I have to calculate the current I and the voltage between a and b using the superposition theorem.
I can solve this directly by calculating the voltage between points, but I have to do it with that theorem. Problem is that I can't figure out where does the current go in each case (shorting the $6V$ source or the $20V$ source), and everything I've tried gives me the wrong results.
If I short the $20V$ source, I'm pretty sure the current goes up from the $6V$ source, then right past the $5 \ \Omega$ resistor, then clockwise through the short circuit, then passes from $b$ to $a$ through the $2 \ \Omega$ resistor and back to the $6 V$ source. So I calculate the current as $ I'=\frac{6 V}{2 \Omega}=3A $ and $ V_{ab} = 6 V $. Easy but not sure if correct.

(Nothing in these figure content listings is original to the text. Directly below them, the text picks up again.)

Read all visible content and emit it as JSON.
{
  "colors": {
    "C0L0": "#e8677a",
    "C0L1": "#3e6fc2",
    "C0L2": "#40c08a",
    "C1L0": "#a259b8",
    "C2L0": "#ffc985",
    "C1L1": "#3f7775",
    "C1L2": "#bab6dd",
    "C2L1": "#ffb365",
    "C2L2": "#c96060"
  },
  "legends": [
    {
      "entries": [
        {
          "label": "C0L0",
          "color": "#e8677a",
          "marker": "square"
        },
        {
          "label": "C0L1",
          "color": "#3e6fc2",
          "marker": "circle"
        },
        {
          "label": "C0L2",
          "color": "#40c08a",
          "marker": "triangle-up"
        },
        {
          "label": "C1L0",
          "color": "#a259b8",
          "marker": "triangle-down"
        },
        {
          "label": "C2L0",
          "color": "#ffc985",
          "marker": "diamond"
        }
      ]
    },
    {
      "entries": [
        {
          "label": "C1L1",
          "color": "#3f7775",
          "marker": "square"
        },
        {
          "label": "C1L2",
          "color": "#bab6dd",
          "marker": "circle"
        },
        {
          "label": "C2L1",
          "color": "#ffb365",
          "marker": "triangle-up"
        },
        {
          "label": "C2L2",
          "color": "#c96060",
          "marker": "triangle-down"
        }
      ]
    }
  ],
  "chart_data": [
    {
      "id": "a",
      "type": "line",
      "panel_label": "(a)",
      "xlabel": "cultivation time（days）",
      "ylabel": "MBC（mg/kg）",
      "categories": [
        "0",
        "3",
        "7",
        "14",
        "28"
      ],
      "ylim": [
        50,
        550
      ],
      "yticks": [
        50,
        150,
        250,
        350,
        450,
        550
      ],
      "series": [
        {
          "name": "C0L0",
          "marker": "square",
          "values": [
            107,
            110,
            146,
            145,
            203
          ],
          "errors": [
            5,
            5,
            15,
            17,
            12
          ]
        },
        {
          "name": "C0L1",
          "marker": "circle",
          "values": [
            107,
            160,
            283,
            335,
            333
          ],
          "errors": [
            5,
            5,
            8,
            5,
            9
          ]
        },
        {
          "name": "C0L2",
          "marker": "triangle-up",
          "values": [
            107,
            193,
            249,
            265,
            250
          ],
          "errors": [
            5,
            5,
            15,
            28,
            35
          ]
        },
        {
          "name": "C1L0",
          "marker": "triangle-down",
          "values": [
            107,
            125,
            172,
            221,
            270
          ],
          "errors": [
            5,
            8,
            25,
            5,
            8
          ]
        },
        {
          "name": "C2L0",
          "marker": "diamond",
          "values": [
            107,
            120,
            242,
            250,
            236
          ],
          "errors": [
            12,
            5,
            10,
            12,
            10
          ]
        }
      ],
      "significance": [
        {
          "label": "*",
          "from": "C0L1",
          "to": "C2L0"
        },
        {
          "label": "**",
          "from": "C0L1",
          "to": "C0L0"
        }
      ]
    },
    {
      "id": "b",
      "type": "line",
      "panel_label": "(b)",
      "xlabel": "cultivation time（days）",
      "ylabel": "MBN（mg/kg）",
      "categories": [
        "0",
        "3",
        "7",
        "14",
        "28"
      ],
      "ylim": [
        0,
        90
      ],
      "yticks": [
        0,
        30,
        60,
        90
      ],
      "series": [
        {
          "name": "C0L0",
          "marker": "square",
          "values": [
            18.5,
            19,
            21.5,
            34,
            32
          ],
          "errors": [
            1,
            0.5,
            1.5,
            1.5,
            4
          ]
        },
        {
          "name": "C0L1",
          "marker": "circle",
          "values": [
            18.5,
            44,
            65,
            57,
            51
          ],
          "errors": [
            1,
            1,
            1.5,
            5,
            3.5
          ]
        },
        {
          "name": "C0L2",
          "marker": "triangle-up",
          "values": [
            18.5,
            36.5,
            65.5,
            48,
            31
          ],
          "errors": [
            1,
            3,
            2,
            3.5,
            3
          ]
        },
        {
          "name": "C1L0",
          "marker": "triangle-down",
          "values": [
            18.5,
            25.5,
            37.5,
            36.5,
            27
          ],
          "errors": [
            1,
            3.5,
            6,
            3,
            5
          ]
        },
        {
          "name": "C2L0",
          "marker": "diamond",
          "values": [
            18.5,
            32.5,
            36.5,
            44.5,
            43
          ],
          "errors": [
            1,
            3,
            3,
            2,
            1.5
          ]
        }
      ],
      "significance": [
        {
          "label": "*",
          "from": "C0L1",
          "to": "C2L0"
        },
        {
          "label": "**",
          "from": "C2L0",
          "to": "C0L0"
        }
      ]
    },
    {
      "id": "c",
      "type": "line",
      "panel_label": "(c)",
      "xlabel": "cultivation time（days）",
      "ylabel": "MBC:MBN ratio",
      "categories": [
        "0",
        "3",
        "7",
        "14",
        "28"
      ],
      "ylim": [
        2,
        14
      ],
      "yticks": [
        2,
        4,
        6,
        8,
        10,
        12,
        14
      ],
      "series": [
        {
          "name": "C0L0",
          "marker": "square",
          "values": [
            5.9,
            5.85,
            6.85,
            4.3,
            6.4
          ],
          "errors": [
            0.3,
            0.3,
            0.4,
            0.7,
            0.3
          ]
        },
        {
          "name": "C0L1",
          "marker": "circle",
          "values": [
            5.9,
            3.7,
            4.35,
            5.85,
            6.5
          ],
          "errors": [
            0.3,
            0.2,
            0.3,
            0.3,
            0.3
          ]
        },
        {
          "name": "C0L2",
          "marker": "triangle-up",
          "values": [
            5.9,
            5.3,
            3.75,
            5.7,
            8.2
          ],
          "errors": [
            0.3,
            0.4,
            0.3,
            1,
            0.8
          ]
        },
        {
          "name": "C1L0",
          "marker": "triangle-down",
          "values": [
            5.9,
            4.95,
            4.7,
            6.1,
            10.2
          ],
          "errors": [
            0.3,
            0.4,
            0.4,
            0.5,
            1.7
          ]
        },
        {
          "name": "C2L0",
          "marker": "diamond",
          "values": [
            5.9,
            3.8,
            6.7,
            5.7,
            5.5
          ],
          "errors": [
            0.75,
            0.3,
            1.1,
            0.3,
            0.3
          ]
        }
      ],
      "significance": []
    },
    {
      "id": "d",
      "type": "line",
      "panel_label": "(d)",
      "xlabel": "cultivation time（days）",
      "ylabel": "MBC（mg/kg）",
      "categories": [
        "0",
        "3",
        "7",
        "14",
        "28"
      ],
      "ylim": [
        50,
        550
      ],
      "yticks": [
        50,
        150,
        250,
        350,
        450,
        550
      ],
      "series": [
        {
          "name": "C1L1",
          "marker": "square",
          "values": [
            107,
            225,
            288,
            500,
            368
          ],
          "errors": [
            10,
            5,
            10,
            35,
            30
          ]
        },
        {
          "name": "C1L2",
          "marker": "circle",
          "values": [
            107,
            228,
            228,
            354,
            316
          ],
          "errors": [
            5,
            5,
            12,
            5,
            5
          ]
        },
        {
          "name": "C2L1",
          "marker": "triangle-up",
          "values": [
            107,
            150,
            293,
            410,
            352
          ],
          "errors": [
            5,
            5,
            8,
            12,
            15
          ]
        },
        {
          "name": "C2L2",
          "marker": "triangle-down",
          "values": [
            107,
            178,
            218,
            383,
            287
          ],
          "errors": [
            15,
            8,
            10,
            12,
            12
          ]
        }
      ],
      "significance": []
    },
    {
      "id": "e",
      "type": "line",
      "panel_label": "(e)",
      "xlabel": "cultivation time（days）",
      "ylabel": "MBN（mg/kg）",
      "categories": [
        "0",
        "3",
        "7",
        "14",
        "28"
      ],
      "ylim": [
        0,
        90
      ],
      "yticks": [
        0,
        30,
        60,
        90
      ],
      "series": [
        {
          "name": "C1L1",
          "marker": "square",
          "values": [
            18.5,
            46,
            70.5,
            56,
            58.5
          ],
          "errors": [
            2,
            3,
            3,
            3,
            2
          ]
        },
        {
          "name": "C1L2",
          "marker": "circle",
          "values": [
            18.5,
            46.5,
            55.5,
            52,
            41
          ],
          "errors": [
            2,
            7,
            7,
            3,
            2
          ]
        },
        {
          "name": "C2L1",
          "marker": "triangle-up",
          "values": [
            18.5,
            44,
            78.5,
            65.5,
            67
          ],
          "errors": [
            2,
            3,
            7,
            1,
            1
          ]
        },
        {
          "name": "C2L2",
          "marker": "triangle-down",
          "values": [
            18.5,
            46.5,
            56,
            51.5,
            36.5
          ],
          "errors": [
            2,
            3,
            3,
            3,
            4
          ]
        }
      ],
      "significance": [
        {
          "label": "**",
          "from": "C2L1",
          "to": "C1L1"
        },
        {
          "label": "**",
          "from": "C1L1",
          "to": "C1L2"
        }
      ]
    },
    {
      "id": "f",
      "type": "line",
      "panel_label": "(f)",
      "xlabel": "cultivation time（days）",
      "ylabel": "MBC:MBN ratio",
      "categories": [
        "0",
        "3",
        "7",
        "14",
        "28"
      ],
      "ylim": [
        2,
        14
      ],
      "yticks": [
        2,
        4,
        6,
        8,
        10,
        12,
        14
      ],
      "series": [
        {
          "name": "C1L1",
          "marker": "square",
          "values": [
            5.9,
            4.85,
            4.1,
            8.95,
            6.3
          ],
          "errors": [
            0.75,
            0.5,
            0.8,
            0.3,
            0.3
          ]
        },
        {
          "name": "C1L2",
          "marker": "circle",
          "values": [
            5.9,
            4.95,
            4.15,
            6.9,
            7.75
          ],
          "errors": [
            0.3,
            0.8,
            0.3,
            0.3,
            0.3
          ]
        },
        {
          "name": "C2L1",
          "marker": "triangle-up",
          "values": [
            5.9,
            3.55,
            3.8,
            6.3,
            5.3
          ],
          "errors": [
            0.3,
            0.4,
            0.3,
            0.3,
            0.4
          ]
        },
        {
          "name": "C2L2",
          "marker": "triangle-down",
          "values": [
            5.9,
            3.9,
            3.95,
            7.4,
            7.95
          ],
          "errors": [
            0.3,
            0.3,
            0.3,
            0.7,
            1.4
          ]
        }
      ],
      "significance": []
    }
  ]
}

Now when I short the $6V$ source instead, I think the current goes down from the source, then to the right, then counterclockwise right past the $5 \ \Omega$ resistor, down to the node $a$, where it splits in two: one part goes through the $2 \ \Omega$ resistor and then reaches the source through the negative side, while the other part goes through the $3 \ \Omega$ resistor and then reaches the source through the positive side. Is this correct? I tried to apply Kirchhoff's laws but I got the wrong result (I need $I''$ to be equal to $12 A$ so that $ I = 12A - 3A = 9A $, which is the correct result).
It's been a long time since I last saw this topic, I may be too rusty and overlooking something trivial.
Edit: I drew the paths of the current I described above: when the $20V$ source is shorted on the left, and when the $6V$ source is shorted on the right. If I understand correctly, the current will go through the short circuit only whenever there is another branch.